Morire’s gaze flickered up, defensive. “What ghost?”
“The one Bimpe keeps inviting to the table.” Mopelola held her stare. “The one who isn’t Deji.”
The air between them grew still and heavy.
“Nothing has happened,” Morire insisted, the words tight in her throat.
“Yet,” Mopelola replied. “Betrayal isn’t a single act. It’s a trail of permissions you give yourself, one harmless concession at a time.”
“You’re judging me.”
“I’m warning you,” Mopelola said, her sternness edged with something like grief. “Bimpe isn’t advocating for a better man for you. She’s advocating for a different life—one she covets for herself. She’s using your crossroads to fantasize about her own destination.”
Morire looked away, the words striking a chord so deep it vibrated with dread.
That weekend, Bimpe executed her next move with casual precision.
“I’m having tea at the Grand with Mr.
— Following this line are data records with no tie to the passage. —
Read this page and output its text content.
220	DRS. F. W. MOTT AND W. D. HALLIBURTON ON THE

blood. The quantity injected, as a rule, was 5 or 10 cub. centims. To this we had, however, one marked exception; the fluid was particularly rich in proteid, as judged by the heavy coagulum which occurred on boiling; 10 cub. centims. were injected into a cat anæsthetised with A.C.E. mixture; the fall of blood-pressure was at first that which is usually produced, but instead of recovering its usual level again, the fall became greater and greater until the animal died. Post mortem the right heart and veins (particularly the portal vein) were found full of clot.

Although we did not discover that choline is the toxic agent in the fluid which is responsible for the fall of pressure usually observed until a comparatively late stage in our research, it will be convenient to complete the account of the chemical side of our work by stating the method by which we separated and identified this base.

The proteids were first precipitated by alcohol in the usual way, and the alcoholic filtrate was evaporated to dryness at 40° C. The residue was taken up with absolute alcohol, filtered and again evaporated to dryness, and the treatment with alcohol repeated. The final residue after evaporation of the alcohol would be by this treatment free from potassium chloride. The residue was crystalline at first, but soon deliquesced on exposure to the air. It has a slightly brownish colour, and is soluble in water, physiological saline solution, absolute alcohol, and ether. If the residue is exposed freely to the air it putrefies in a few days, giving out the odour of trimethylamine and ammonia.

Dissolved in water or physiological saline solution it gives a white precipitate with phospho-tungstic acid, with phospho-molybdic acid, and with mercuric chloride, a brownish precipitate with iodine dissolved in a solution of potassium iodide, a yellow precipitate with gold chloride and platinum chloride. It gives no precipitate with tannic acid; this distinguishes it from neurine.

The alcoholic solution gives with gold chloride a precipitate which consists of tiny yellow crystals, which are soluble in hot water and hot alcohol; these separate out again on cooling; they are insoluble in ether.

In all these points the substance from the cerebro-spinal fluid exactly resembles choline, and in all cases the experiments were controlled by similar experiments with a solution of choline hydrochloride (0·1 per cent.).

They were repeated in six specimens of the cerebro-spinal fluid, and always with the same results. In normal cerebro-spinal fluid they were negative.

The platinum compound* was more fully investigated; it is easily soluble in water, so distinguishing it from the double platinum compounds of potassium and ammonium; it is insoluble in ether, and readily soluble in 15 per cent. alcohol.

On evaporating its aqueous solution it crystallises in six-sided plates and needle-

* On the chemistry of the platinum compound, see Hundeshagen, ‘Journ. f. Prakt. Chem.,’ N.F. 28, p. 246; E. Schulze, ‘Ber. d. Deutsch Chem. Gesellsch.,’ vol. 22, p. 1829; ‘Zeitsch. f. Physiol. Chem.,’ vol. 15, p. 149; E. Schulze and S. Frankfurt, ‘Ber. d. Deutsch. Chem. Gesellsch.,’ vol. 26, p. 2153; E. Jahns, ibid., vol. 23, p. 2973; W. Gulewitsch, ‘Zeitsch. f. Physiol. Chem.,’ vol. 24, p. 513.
Charles,” she announced, applying a final coat of mascara in the hallway mirror.
Morire froze. “Why?”
“Networking, darling,” Bimpe said, meeting her eyes in the reflection. “It’s what adults do. He’s a man of influence. And he was… asking about you again. Seems genuinely concerned you’re burning yourself out. Said you sounded… lonely.”
The word landed like a stone in a pond, its ripples spreading through Morire’s chest. Lonely. Was that what this hollow, stretched feeling was?
That night, her phone pulsed with his name. She watched it, a moth drawn to a lethal flame. On the fifth ring, she answered.
“I hope this isn’t an intrusion,” his voice came, smooth as aged whiskey. “I just wanted to hear that you were alright.”
“I’m fine,” she said, her own voice barely a whisper.
“You don’t sound fine,” he replied, and there was no judgment in it, only a soft, devastating empathy. “You sound like you’re carrying the world on a shelf that’s too high. You know, you don’t have to. There are people who would happily help you carry it.”
It was the simplest of sentiments. Yet, in her exhausted, overburdened state, it felt like a key offered to a lock she hadn’t dared acknowledge.
Later, in the dark, Morire lay paralyzed by introspection. She was not a naive girl. She understood the seductive physics of emotional intimacy—how shared vulnerability built bridges, how a secret shared was a bond forged. She knew silence could be a collaborator.
She loved Deji. The truth of it was a solid, warm core inside her.
But she was so tired. Tired of the relentless calculus of budgeting and ambition. Tired of the emotional labor of constant vigilance. Tired of a love that, while profound, asked for her strength more often than it offered respite. The thought of a simpler, smoother path—one paved with comfort and effortless attention—was a siren song in the fog of her exhaustion.
The thought terrified her. Because for the first time, the temptation wasn’t to be reckless. It was to be comfortable. And that was a far more dangerous proposition.
In the other bed, Bimpe watched the silhouette of her friend’s restless form. A slow, cold smile touched her lips in the darkness. No pushing was required. No forceful planting.
The seed had been placed in fertile soil—watered with weariness, warmed by dissatisfaction, and given just enough light by a man who understood the power of gentle, relentless persuasion.
All that was needed now was for the root to take hold.